In this way, zerocoins are a lot like gold notes. They are cheap to create, but have value becuase they can be exchanged with gold/bitcoins, which have value and are hard to create. Unlike goldnotes however, zerocoins should be impossible to forge.
Things which are computationally easy to create are possible to brute force. Bit Coin only works because it is computationally hard to create them. At some point (50 years from now) Bit coins will not be as impossible to compute as they are now, but the exponential increase in difficulty to compute new ones will limit the likelihood that the advances in technology will catch the computational requirement.
It doesn't matter that the Zero Coin is computationally easy to create, because the Zero Coin doesn't have any value until it's embedded in a Mint transaction in the block chain. Mint transactions will only be accepted by the network if an equivalent value in Bitcoin is burned in the same transaction.
When you Mint a zerocoin, you spend a BTC. When you redeem a zerocoin, you receive a BTC. The collective of miners verifies that you don't get rich doing so.
But how do you know I just dont "sell it" to a btc address I already own? Or maybe I dont understand what you mean by spend BTC? Paid to who? The person "minting" coins, which is not a POW system?
The Mint transaction, which becomes part of the block chain, establishes consent that the given bitcoin address owns one BTC less and that simultaneously the given Zerocoin becomes valid.
Minting takes place within the block chain, unlike Dollar exchanges on MtGox, which are not directly visible as such in the block chain.

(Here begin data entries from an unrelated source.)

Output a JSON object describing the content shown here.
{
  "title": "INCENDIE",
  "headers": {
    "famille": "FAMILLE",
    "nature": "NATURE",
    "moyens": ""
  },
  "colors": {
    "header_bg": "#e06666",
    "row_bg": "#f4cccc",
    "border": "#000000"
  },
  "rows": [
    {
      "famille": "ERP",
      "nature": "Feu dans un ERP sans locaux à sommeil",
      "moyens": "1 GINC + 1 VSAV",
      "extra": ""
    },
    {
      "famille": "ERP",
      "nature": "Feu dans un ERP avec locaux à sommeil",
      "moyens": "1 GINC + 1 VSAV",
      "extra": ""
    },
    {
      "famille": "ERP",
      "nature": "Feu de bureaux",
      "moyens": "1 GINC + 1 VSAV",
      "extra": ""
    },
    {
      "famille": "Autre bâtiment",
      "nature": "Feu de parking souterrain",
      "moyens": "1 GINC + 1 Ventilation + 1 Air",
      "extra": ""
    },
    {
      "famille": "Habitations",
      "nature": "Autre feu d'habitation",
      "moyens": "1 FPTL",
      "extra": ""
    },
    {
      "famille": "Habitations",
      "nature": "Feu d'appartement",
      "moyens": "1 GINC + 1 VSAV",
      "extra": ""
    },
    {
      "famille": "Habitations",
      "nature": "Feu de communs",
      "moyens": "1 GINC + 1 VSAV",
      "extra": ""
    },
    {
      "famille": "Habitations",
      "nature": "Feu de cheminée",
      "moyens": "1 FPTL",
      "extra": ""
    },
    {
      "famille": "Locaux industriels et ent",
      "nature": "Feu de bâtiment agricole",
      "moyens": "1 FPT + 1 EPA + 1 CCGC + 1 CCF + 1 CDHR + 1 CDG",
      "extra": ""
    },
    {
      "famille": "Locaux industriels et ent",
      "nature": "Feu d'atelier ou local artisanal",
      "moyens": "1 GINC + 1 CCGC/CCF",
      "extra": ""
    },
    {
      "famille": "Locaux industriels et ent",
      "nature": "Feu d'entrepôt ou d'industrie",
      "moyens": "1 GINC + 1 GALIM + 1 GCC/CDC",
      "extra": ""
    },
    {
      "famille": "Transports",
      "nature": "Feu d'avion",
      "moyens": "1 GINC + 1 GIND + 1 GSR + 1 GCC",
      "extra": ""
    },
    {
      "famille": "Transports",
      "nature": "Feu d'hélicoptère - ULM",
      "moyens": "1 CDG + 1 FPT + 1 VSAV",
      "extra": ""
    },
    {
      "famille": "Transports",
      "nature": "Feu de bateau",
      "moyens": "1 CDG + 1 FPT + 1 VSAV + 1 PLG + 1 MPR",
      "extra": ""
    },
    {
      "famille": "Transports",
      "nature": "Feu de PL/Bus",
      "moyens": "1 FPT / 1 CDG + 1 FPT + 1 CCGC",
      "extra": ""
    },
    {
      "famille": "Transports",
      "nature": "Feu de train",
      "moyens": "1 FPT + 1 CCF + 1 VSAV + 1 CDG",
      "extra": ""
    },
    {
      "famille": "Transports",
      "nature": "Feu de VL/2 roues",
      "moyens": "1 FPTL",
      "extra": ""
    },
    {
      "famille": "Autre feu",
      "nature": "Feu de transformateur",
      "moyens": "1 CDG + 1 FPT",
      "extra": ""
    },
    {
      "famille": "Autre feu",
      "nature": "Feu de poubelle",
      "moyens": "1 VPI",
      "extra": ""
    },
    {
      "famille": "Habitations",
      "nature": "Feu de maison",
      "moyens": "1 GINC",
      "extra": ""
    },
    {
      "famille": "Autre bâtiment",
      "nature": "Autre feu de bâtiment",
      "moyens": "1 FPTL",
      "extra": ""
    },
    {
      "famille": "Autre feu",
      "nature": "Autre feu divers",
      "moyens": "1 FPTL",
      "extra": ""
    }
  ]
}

At the very least, the authors have made the formulation so unclear that you could start to suspect the authors were deliberately trying to obfuscate it. They define a function ZKSoK(c, w, r), and it would make sense not to use c, w, and r to mean anything else in the short definition of the construction. However, the authors chose to also use c for the hash used to make it non-interactive, and r_i for a series of random numbers. Using the same variable name for two different things makes it hard to work out what they mean, but as far as I can tell, the c that is the function parameter is public knowledge, w can be computed from public information, and ZKSoK does actually depend on the r that is the function parameter, and the validation of the proof does not actually check that S is correct (c is computed as c <- g^S * h^r mod p, but it is useless if you can spend a zerocoin using any arbitrary S that doesn't actually correspond to any real c) as it claims.
In the 15 page version, they claim that the proof of the soundness of the ZKSoK proof can be found in "the full version of this paper" - perhaps that text makes things clearer, but they don't seem to provide a reference to it.